Şimşek, Türkiye’nin Dünya Bankası tanımına göre orta ve üst-orta gelirli ülkeler grubunda olduğunu belirterek, “Ümit ediyorum ki belki bu sene üst gelirli ülkeler grubuna gireceğiz. Emin değilim ama girme ihtimalimiz var. Sadece 736 dolar daha artması lazım kişi başı milli gelirin” dedi.

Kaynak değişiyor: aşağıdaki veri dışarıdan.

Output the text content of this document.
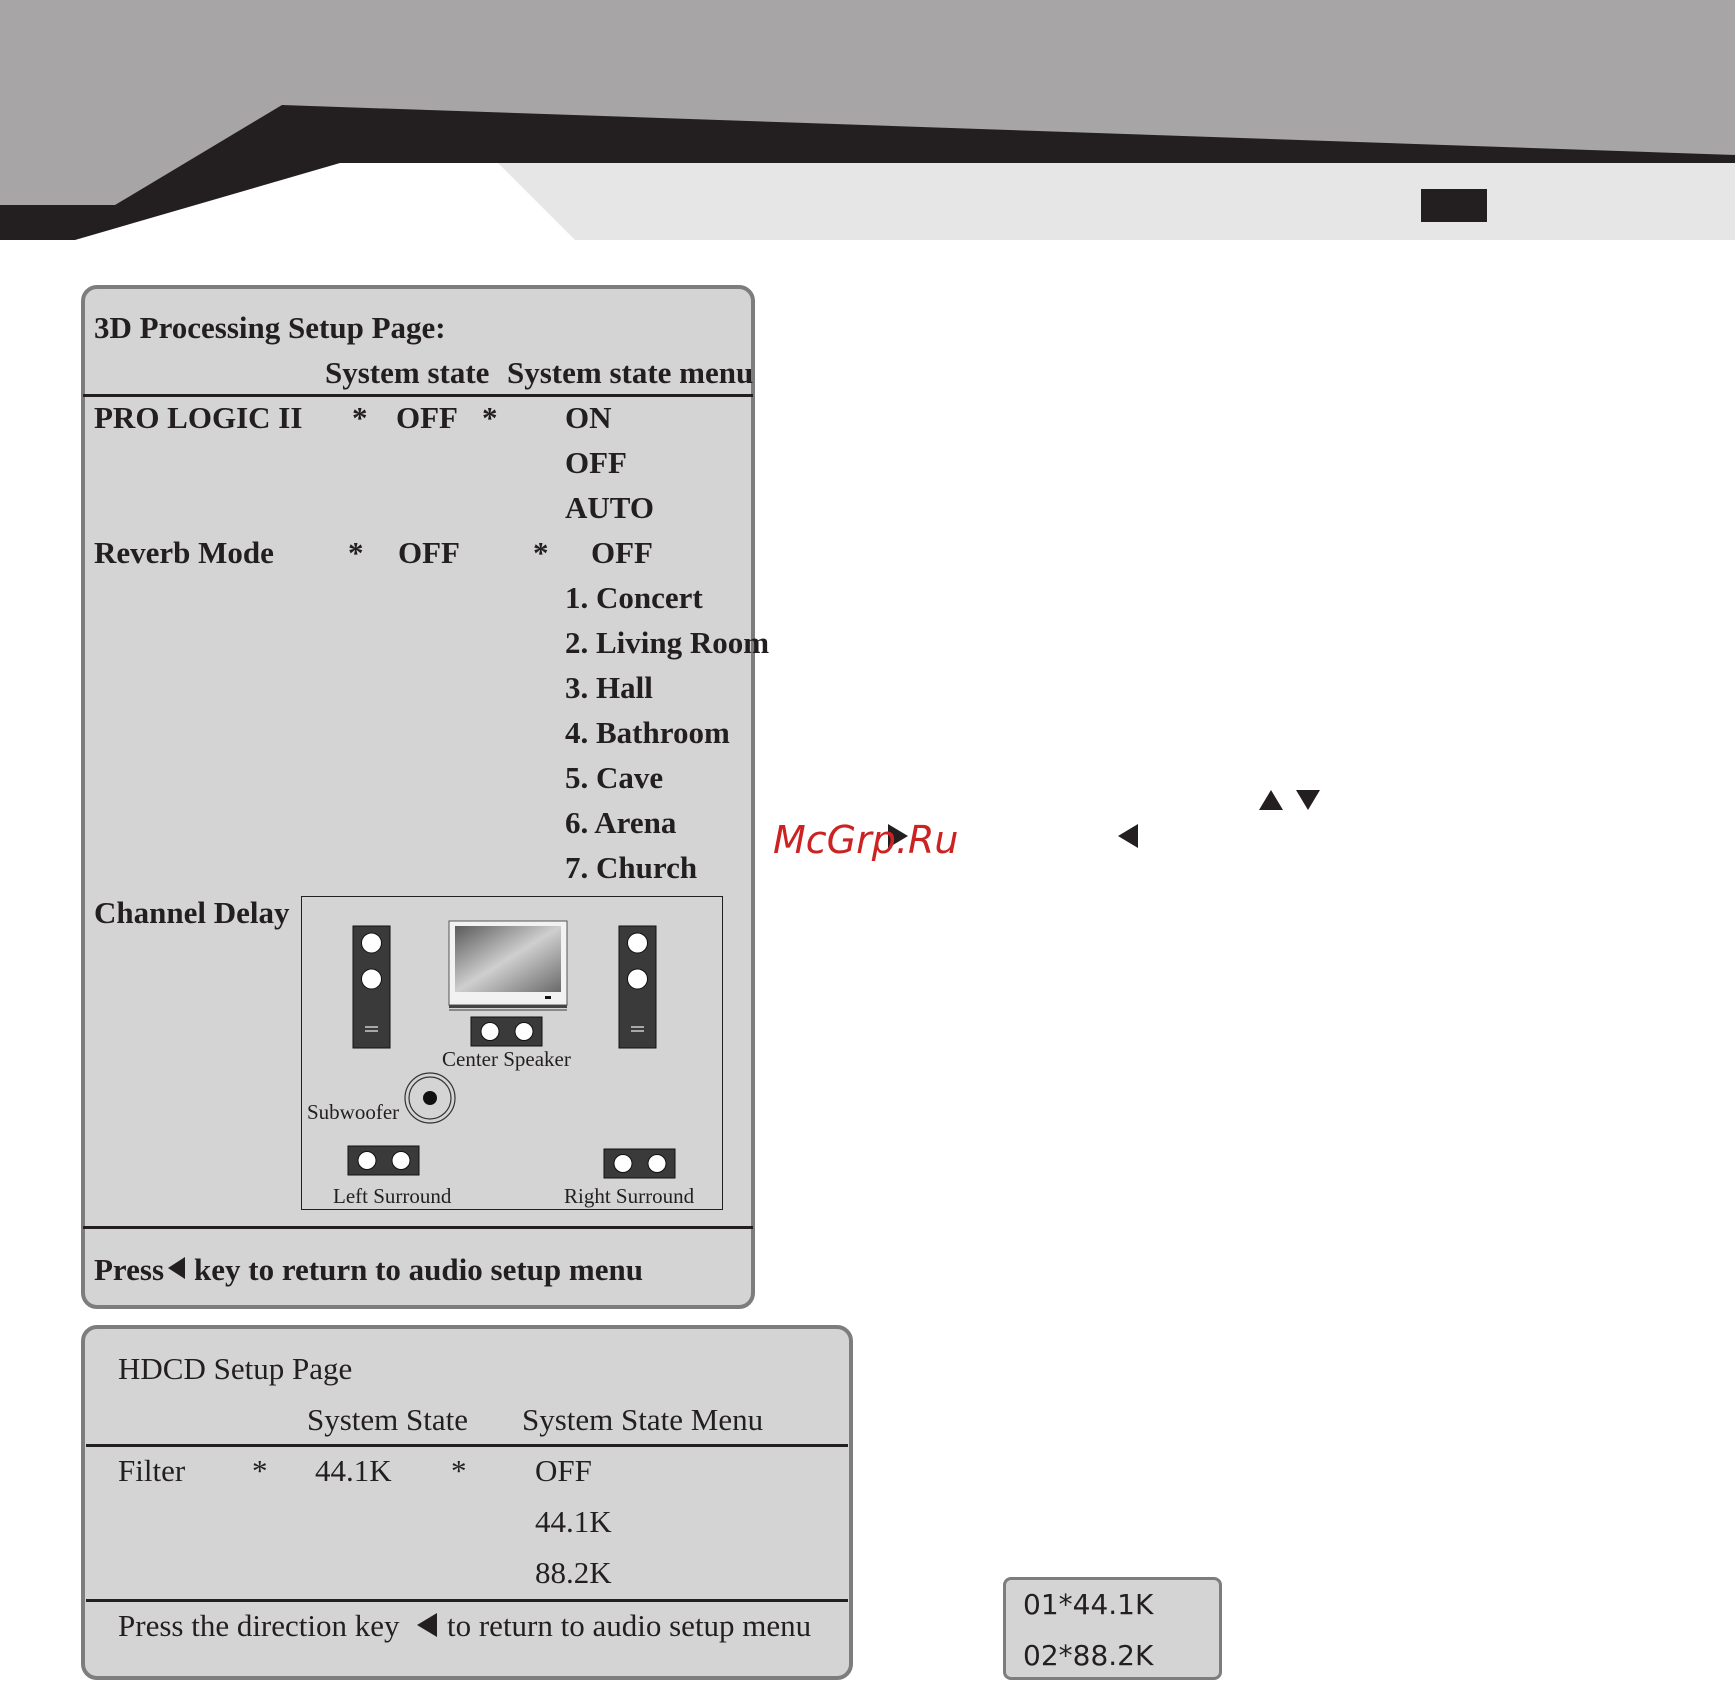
3D Processing Setup Page:
System state System state menu
PRO LOGIC II * OFF * ON
OFF
AUTO
Reverb Mode * OFF * OFF
1. Concert
2. Living Room
3. Hall
4. Bathroom
5. Cave
6. Arena
7. Church
Channel Delay
Center Speaker
Subwoofer
Left Surround	Right Surround
Press key to return to audio setup menu
HDCD Setup Page
System State System State Menu
Filter * 44.1K * OFF
44.1K
88.2K
Press the direction key to return to audio setup menu
01*44.1K
02*88.2K
McGrp.Ru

Gelecek dönemdeki yapısal reformlara ilişkin değerlendirmede bulunan Şimşek, “Ayrıca önümüzdeki dönemde yapısal reform gündemimizin en önemli bileşenlerinden birisi kadınların iş gücüne katılım oranını artırmaktır. Dolayısıyla Türkiye’de nüfus yaşlanmaya başladı. Nüfustaki yaşlanmaya rağmen bizim hala önümüzde 15-20 yıllık bir fırsat dönemi var. Türkiye, bu dönemi iyi kullanacak ve bunun sayesinde yüksek gelirli ülkeler grubu arasına girip orada daha iyi noktalara, daha müreffeh bir ülke olma noktasında ilerleyecek” şeklinde konuştu.
Sanayi üsleri limanlara bağlanacak
Şimşek, geçmişte altyapıya çok önem verdiklerini belirterek, kara ve hava yollarında büyük oranda yapılması gereken yatırımları gerçekleştirdiklerini söyledi. Demir yollarının ise gelecek dönemde en büyük öncelikleri olduğunu vurgulayan Şimşek, “Neden? Çünkü karbon ayak izini düşürmek istiyoruz. Bütün demir yolu hatlarının mevcutların elektrifikasyonu, sinyalizasyonu. Bir de yüksek hızlı tren hatlarının inşası ama en önemlisi, sanayi üslerinin limana bağlanması. Bu, bizim en büyük önceliğimiz olacak ve bunun için de önümüzdeki 30 yıl içinde 70 milyar dolar civarında para harcayacağız” diye konuştu.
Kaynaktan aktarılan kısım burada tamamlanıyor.